Он заорал громче прежнего.
Она попыталась встать.
И в этот момент рухнул потолок.
Балки. Доски. Камни. Всё, что держалось на честном слове, обрушилось вниз, прямо на неё.
Она даже не успела закричать.
Только повернуть голову. Только увидеть его — сына, который лежал в двух шагах, живой, целый, орущий во всю глотку, молотя воздух ручками.
Она увидела его глаза. Такие же зеленые, как у неё.
Она успела лишь улыбнуться.
И всё погасло.
Утро.
Двое мужчин подошли к догоравшему дому.
Ночь они просидели в таверне, пили дешёвое вино и резались в карты. Пожар видели издалека — зарево стояло над городом, как второе солнце. Но идти туда? Ночью? В чужой квартал? Ни за что.
А утром стало любопытно.
— Гляди, — сказал плотный мужчина лет сорока, останавливаясь в десятке шагов.
Второй, тощий, с редкими волосами, выглянул из-за его плеча и перекрестился.
Дом догорал. Груда черных досок, торчащая как кости, и запах гари, от которого першило в горле. Где-то внутри ещё тлело — слышалось тихое шипение и потрескивание.
— Никого не могло остаться, — сказал тощий. — Там же всё рухнуло.
— Могло, — ответил плотный.
Он шагнул ближе.
И тут они услышали плач.
Тонкий, надрывный, уже почти без сил. Он доносился откуда-то спереди, из-под обломков.
— Madre di Dio*, — выдохнул тощий и снова перекрестился.
Плотный подошёл к крыльцу.
Там, среди обгоревших досок, на голой земле лежал ребёнок. Голый, в одной мокрой пеленке, с сажей на щеке. Он не кричал — хрипел, захлебываясь собственным плачем, но глаза были открыты и смотрели прямо в небо.
Рядом, под грудой балок, угадывалось тело женщины. Одна рука торчала наружу — обгоревшая, скрюченная, но вытянутая вперёд, туда, где лежал ребёнок.
— Мать, — сказал тощий. — Успела выкинуть?
— Не выкинула. — Плотный показал на руку. — Видишь? Она до него дотянуться хотела. Не успела.
— А где отец?
— Вон там. — Плотный кивнул в сторону, где из-под обгоревших балок торчали чьи-то ноги. — Не добежали оба.
Тощий закрыл лицо руками.
Плотный нагнулся, поднял ребёнка. Тот затих на секунду, потом заорал с новой силой.
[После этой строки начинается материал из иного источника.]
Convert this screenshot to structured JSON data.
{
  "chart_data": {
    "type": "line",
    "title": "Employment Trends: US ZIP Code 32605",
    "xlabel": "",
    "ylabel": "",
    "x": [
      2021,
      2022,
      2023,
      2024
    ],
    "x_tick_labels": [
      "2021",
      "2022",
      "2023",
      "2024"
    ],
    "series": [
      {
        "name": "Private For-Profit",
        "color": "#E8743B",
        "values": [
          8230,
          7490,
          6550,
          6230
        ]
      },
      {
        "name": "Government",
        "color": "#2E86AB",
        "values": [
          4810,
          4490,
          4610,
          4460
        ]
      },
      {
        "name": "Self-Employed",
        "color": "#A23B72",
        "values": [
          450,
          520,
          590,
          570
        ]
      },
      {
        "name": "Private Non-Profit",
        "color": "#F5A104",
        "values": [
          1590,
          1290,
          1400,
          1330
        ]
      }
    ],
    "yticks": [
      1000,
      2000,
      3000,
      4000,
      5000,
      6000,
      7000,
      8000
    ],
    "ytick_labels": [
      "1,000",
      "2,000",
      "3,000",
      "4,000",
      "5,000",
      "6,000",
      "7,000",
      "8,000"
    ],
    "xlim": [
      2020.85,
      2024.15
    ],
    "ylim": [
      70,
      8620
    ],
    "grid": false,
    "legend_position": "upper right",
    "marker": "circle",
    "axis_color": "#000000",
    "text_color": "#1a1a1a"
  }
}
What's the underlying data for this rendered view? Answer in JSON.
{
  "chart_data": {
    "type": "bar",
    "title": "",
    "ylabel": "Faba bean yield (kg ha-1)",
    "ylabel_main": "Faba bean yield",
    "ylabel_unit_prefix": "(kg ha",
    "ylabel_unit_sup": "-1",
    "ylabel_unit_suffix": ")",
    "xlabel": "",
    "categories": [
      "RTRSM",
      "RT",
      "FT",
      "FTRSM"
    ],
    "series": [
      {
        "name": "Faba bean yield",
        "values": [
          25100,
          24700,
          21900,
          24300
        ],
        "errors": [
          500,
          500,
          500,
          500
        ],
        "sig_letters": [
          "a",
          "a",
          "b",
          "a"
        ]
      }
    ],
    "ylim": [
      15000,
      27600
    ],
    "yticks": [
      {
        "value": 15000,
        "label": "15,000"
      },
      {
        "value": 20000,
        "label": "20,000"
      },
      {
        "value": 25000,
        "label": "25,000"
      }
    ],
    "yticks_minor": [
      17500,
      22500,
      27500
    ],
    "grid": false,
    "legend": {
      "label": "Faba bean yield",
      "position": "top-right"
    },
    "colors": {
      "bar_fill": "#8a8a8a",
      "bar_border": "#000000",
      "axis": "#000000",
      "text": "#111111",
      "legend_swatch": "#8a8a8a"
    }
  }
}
— Цыц, — сказал плотный без злости. Тихо, почти ласково. — Живой.
— Куда его?
— В приют. Куда ещё.
Они пошли прочь от пепелища. Ребёнок орал, захлёбываясь. Тощий оглянулся на дымящиеся развалины, на руку, торчащую из-под досок, перекрестился еще раз и побрел следом.
— Как звать хоть? — спросил он.
— Кого?
— Его.
— А кто ж знает. Как мать назвала — никто не скажет.
Приют Санта-Кроче. Тот же день.
Приют стоял на окраине города, у самой дороги, ведущей к морю. Старое здание из серого камня, облупившаяся штукатурка, решётки на окнах. Внутри пахло сыростью и чем-то ещё — то ли болезнью, то ли безнадегой.